Gobernó un mandato con los andalucistas, cuando Adriano pactó con Celentano, y dos con Izquierda Unida, con Antonio Torrijos de ogro filantrópico de Octavio Paz con bicicleta en el despacho como fetiche del Palacio Rojo de los pedales y peatones. Notables del partido de Alfredo se quedaron con las ganas de ser alcaldes de la ciudad: Alfonso Guerra, Luis Yáñez, José Rodríguez de la Borbolla. El alcalde longevo tuvo una curiosa relación con los presidentes de la Junta. Venció a Pepote en las primarias, llevó a Susana Díaz en su primera lista, de décima -o espinela-, gobernó en el orto y ocaso de Chaves y tuvo que enterarse por Griñán de que su partido tendría que buscar otro candidato.

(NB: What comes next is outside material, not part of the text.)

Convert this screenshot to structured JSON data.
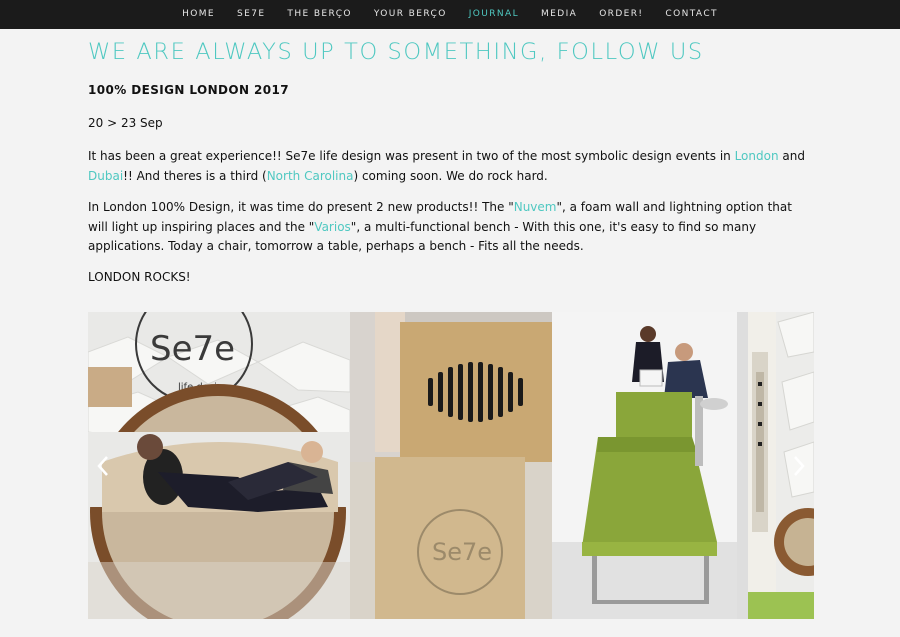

Cuando nació Alfredo Sánchez Monteseirín, el alcalde de Sevilla era Jerónimo Domínguez y Pérez de Vargas, marqués de Contadero. Fue presidente del Betis y del Sevilla, cargo en el que gestionó el fichaje de Juan Arza, único Pichichi del Sevilla, con Hipólito Rincón las dos aportaciones de los equipos de la ciudad a esa galería de goleadores. Sánchez Monteseirín nunca presidió el Betis ni el Sevilla, pero igual que el marqués de Contadero fue rey mago. El aristócrata lo fue en 1954 y Monteseirín en 2002. Un monarca capicúa de 44 años.